Fig 5. Analysis of the polymorphism of the AT-rich microsatellite region of the Aryl-Hydrocarbon Receptor-Interacting Protein gene (ms-AIP).

(A) Amplification of the ms-AIP genomic sequences in six out of nine tested strains, which represent two distinct H. vulgaris sub-groups, H. vulgaris-Pallas (Basel1, Basel2, Hm-105, reg-16) and H. vulgaris-NA (AEP1, AEP2). White arrows point to a faint band observed only in Hm-105 polyps, yellow arrows indicate a size difference between Basel1 and Basel2, and the orange arrows show a second band detected in AEP2 but not in AEP1. (B) Alignment of the ms-AIP sequences.
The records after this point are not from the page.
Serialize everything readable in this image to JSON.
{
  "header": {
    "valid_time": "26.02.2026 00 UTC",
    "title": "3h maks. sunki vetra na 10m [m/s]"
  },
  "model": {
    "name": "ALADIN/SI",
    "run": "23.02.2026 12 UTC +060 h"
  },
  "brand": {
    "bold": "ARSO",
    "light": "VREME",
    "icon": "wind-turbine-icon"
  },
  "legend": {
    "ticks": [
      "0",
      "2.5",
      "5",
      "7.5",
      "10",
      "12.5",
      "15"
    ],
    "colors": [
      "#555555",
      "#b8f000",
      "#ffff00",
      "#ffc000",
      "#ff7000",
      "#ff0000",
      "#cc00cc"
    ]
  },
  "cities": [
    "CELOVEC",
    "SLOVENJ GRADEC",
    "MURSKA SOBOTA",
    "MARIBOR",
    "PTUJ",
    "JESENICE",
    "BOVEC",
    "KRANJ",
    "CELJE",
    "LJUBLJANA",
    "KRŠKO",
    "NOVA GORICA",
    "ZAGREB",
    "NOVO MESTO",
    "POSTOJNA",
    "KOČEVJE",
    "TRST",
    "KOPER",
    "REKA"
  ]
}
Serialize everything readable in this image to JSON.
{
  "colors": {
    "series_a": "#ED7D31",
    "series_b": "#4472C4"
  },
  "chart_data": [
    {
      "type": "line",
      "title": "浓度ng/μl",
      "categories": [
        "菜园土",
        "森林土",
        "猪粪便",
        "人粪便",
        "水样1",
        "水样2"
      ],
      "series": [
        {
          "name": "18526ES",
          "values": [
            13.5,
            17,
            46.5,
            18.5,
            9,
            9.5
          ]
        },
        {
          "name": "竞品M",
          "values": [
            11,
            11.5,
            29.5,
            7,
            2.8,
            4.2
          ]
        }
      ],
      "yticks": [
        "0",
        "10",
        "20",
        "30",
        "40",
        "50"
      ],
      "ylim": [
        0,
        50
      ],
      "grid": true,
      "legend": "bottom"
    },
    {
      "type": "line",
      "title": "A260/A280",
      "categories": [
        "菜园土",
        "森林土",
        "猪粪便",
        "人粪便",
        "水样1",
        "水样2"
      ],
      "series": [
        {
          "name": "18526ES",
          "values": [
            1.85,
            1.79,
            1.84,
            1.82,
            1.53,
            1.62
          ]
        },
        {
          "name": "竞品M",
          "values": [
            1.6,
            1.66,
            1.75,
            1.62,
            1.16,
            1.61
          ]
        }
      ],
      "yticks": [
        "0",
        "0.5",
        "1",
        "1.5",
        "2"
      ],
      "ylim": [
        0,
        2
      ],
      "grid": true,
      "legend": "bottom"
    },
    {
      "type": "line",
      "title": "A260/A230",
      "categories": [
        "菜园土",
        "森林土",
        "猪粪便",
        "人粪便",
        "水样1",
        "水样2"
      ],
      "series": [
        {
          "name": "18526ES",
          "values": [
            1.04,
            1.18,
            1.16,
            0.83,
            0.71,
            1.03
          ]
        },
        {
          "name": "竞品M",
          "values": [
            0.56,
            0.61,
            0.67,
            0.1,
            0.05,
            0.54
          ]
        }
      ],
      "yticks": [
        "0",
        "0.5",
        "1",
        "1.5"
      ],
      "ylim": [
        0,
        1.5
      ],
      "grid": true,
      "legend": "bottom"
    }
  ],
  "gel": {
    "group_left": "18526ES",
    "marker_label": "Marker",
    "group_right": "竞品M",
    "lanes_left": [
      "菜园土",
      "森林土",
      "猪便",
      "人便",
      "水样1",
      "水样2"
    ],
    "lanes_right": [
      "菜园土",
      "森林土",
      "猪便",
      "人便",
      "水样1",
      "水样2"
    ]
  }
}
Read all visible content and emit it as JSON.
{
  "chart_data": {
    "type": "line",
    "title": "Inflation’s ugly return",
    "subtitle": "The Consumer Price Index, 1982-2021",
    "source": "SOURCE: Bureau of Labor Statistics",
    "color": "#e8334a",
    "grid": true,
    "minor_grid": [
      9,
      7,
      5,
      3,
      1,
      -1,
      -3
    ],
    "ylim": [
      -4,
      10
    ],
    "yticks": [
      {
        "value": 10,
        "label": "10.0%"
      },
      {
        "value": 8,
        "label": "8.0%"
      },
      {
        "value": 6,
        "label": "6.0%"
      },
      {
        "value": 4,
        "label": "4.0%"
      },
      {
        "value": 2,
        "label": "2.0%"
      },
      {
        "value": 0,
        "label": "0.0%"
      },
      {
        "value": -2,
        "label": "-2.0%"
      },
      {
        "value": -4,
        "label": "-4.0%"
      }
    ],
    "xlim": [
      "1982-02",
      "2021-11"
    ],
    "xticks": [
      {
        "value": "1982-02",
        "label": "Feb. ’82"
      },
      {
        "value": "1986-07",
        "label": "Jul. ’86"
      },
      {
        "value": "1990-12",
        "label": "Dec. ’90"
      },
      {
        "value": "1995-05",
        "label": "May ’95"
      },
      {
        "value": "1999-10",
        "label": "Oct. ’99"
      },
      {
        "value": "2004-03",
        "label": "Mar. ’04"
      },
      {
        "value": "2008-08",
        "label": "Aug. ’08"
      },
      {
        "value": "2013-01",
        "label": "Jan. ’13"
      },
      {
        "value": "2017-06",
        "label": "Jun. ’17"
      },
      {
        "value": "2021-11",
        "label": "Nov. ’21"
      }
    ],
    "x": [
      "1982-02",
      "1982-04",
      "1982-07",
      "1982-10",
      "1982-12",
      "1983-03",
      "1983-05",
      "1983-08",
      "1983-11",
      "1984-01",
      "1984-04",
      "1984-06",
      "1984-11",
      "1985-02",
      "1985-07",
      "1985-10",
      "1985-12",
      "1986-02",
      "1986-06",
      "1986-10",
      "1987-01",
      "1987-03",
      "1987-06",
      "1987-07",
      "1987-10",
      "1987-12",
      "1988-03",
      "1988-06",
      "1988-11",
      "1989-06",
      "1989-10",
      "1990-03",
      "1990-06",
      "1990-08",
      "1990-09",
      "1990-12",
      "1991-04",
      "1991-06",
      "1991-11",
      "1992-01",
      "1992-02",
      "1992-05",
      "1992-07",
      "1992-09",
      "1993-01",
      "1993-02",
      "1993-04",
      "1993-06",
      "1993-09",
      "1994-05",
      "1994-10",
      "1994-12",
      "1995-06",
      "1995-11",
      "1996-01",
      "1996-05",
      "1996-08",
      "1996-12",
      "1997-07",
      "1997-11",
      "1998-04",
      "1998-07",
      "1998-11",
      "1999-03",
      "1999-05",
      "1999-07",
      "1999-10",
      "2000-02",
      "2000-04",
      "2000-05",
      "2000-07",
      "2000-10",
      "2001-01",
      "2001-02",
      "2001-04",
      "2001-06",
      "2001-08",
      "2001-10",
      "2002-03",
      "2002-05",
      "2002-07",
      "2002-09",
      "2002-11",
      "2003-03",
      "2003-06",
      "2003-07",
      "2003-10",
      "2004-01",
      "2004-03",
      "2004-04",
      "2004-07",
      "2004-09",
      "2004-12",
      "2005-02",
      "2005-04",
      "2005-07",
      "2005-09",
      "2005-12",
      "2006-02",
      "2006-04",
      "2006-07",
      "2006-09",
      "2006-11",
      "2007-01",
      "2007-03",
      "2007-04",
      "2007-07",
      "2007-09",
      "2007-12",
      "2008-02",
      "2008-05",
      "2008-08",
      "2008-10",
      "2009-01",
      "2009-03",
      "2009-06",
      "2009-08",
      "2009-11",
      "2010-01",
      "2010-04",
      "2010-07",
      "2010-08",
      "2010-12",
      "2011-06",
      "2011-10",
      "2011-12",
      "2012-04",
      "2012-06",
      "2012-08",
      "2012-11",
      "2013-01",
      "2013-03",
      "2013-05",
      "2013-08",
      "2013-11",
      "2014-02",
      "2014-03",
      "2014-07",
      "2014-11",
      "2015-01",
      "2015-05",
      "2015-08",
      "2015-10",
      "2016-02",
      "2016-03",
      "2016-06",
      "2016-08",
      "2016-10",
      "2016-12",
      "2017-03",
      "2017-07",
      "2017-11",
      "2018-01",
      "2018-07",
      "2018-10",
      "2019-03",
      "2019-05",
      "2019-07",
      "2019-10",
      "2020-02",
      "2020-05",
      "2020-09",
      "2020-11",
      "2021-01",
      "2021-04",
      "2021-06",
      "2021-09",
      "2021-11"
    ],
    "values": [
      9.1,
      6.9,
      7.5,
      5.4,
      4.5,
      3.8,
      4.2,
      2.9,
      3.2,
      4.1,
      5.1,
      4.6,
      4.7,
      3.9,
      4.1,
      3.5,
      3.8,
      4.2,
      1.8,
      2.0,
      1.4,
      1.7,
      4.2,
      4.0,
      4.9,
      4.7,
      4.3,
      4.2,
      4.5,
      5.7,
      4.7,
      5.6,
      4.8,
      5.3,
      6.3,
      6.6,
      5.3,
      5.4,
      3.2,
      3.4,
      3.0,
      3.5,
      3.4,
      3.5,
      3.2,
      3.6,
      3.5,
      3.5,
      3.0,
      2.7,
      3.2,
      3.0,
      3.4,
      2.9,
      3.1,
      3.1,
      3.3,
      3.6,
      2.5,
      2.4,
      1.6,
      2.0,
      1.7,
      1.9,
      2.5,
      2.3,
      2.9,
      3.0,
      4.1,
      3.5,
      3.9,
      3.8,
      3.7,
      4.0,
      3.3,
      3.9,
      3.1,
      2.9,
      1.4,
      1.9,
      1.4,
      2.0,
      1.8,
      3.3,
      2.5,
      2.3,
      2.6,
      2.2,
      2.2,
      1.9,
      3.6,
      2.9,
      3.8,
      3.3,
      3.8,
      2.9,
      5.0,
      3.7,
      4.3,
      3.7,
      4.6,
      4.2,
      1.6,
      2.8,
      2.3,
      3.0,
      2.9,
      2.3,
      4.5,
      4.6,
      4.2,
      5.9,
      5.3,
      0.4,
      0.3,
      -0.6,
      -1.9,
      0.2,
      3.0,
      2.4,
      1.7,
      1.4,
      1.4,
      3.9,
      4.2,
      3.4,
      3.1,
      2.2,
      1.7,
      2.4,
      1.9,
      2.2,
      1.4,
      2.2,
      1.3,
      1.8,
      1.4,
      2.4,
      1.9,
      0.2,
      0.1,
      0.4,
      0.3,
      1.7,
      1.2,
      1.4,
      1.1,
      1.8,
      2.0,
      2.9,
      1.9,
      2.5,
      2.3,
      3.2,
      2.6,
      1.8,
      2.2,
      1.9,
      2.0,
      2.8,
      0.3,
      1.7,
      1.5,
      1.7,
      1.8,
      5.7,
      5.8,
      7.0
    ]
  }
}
The color boxes indicate the AT-rich central region (salmon-pink) and an A-rich motif (green) embedded within highly conserved regions (grey). Primer sequences used for amplification are indicated with black arrows. Numbers at the 3’ end indicate the PCR product size and the number of AT-repeats (bold). Red writings indicate transcriptomic (t) or genomic (g) sequences available on HydrATLAS (HA) [32, 40, 41], NHGRI web portal for the Hydra 2.0 genome (g2.0) [34] and Juliano transcriptomes (Jul) [38], or Compagen (Co) server [37, 42] (see S2 Table). (C) Graphical representation of the ms-AIP amplicons as deduced from sequencing data. Dot legend as in Fig 4. (D) Amplification of ms-AIP in five transgenic lines ecto-GFP and endo-GFP produced in uncharacterized AEP [42], AEP1_Wnt3 [49], AEP2_203 and AEP2_293 (QS, unpublished).